The price of SSDs have dropped to below a buck for a gig price which makes them a viable price to combat HHD technology.
Intel has been offering $80 rebates on their 60GB and 120GB 320 SSDs, taking prices to $80 for the 80GB capacity and $110 for the 120GB capacity. It is also offering a $130 rebate on the 160GB capacity.
While this is a bit of a Black Friday sale, there are signs that the prices are falling across the board. In Blighty you can pick up an 80 GB model SSD for £112.50 on Amazon. It is a price which is down by nearly £70.
Intel SSD 320 has a SATA 3Gb/s interface and can manage a 270 MB/s Read, Up to 220 MB/s Write.
But it does seem that with prices like this starting to appear that HHD's days are numbered. It had been the price of the SSD technology which had managed to keep HHD alive. It had only really appeared in PCs where price was not really a problem, such as Apple gear. With the price being only a little more expensive than an HHD there is really little reason to say no.
While the 80GB drive will undoubtedly make my machine faster, it's not going to take all of my stuff. So it's not really a replacement at this point.
Get the price down another five-fold, so it's only twice the price for an SSD and I'll consider it for storage.
Since only prices for the 320 have been lowered it's fairly safe to assume that they need to clear some inventory before a new model comes.
Koutech IO-PESA234 PCI-Express 2.0 Low Profile SATA III (6.0Gb/s) Dual Channel Controller Card w/ HybridDrive Support.
It is only 5 GB/s in a x1 PCIe slot, but, its Marvell chip will let you build your own "Hybrid Drive".
SSD + HDD (mirrored SAFE mode will let you rebuild to replacement SSDs, or extended mode is like RAID 0)
You can pick and choose by directories what on your cloned Primary bootable system disk that you want accelerated from the SSD.
With the help of True Image Home, I'm booting with a Hybrid paired 600 GB Velociraptor and 256 GB SSD.

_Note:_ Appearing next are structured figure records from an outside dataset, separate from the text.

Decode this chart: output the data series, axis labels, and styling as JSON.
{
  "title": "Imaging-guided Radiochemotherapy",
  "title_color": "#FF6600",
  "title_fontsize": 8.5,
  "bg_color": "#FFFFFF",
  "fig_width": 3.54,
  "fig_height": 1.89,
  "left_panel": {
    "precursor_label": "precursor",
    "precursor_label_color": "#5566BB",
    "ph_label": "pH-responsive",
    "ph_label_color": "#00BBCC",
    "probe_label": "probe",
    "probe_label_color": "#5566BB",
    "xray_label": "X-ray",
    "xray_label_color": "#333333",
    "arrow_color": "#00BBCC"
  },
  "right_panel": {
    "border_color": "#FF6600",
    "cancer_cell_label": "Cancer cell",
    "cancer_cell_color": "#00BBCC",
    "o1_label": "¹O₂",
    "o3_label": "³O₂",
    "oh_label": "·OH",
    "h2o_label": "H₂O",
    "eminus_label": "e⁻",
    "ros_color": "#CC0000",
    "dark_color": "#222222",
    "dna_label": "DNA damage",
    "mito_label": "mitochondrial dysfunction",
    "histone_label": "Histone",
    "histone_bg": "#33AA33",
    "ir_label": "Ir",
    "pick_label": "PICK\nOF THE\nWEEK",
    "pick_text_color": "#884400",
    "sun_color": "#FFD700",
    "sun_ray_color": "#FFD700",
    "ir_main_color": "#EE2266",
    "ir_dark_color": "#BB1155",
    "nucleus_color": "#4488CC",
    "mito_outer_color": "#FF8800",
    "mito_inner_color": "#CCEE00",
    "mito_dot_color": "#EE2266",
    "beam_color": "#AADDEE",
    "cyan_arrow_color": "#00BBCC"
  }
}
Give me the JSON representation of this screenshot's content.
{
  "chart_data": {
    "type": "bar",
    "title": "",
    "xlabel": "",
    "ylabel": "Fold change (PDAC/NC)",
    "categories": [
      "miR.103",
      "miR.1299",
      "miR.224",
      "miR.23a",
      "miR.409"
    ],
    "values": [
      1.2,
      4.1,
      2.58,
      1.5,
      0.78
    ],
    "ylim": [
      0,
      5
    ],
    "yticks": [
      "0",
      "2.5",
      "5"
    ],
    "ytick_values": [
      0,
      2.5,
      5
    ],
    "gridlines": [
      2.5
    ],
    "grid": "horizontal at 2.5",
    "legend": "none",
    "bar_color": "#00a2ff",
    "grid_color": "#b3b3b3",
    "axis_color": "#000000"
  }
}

Marvell 9130 chip uses an Apache browser based software app to maintenance and optimise the SSD. It is worth it, only if you're postponed to fledging everything in SATA3, or you can't get a big enough capacity SSD for your PC boot partition and you actually have an unused 1x PCIe slot on your motherboard. You need to enable AHCI in Windows 7 and bios, first.